Oyez, de K, privez-m’en et je mords ! Pus d’une fois, nous avons songé à dynamiter les musées jusqu’à la moindre croûte qui n’aurait pas été réduite en poudre.
Les doigts de K se fourrent partout. Savez-vous que K est un caillou ? Mais que nous le soulevions, et il se trouve toujours un autre K dessous.
L’art nous flique avec sa vidéosurveillance. Alors que K apparaît sur les paquets de SKip, dans la morve au creux d’un Kleenex, dans les croquettes FrisKies pour chats. Nous pourrions vous en tartiner des pages. Un effet coupe-faim garantit qui devrait stopper net toutes velléités artistiques.
On dirait une mauvaise farce à petit budget ou de l’autocélébration forcenée. Dans un monde aussi incohérent, le Rat’art ne serait pas une chose plus folle que son absence. Encore que l’on présuppose que le raté ne soit pas facile à contenter. Avec une campagne de presse bien menée, au bout d’une semaine, les Ratés croiraient aux possibilités indémodables de K. Qu’il y ait, là-dessous, de l’art ou rien, n’est pas de notre fait, car ce rien ou ce quelque chose font partie de la manière dont la question est posée. Reste, puisqu’elle est ainsi posée, à ne pas la poser.

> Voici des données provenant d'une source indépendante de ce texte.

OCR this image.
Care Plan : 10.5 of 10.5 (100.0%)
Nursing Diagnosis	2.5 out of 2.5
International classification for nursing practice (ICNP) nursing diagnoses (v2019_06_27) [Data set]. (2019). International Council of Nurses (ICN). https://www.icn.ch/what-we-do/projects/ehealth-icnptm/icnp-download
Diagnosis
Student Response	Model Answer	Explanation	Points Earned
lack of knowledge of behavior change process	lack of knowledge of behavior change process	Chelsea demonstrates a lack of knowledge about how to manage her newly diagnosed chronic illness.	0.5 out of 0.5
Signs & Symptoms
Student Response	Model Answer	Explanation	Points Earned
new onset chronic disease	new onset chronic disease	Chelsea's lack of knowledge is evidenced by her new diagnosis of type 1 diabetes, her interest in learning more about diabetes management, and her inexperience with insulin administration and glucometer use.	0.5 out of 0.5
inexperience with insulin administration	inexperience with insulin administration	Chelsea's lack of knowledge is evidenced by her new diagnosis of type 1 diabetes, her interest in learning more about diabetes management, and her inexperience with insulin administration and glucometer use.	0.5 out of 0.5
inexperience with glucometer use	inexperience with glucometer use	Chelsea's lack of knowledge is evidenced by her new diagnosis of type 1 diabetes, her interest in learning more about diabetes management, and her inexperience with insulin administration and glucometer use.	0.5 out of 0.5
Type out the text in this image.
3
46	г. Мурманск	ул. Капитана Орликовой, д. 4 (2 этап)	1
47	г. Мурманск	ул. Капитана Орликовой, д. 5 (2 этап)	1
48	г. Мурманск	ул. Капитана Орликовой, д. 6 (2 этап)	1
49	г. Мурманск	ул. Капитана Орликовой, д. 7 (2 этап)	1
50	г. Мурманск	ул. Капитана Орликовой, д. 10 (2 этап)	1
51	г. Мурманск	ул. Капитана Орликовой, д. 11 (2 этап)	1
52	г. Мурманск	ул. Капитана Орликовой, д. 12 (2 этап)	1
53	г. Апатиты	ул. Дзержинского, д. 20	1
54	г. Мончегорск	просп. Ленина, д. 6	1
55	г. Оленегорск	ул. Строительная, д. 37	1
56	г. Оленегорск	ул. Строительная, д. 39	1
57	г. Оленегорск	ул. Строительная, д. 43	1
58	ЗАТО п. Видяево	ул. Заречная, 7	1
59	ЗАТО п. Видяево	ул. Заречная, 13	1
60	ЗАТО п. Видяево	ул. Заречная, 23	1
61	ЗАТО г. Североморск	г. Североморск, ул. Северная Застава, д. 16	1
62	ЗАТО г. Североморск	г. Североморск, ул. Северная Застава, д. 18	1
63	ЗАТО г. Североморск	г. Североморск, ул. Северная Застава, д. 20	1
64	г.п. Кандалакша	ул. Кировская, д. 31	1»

K en dit long. Sa forme ? La pièce d’un puzzle, ou, vu son graphisme, celle d’un idiot qui inflige à l’art des KO expéditifs. Sous le cambouis, il libère des culpabilités ; un leurre pour l’artiste-requin-poubelle qui gobe tout ce qui se présente à ses mâchoires. L’insensé c’est que K puisse capoter !
Fini les allusions quasi obligées à l’histoire de l’art. On ne peut pas réfléchir sur K sans être frappé par un sentiment de comique si profond qu’on ne serait pas excusable de ne pas s’en apercevoir. L’idée que nous nous faisons de la présence du Rat’art dans le monde de l’art, c’est une idée joyeuse.
L’artiste flotte pour ne pas couler, il n’en finit pas de se mouvoir pour ne pas som­brer dans les grands fonds. Le Raté, qui s’amuserait, ne serait-il pas aussi cruellement innocent qu’un enfant qui, sachant que le hanneton va mourir, lui arrache d’abord les ailes, puis les pattes, puis la tête ?
Le Raté soigne sa mauvaise conscience en se mêlant de tout, même s’il ne fait pas le poids devant les modes proprement ridicules et les comportements débiles. K décerne un coup de pied au cul à celui qui doit recevoir un coup de pied au cul.
Toutes sirènes hurlantes, c’est K qu’on assassine !
Mais sentez-vous libre de décrocher quand vous voulez ! Le Raté n’est pas en quête d’authenticité ; il ne cherche pas des causes importantes susceptibles de conférer du sens à sa marque. K, c’est de l’art underground qui ne grimpe pas, à tel point que vous ne miserez plus vos économies sur tout ce qui bouge. L’heure est venue de vous ensorceler en continu, de vous logotomiser.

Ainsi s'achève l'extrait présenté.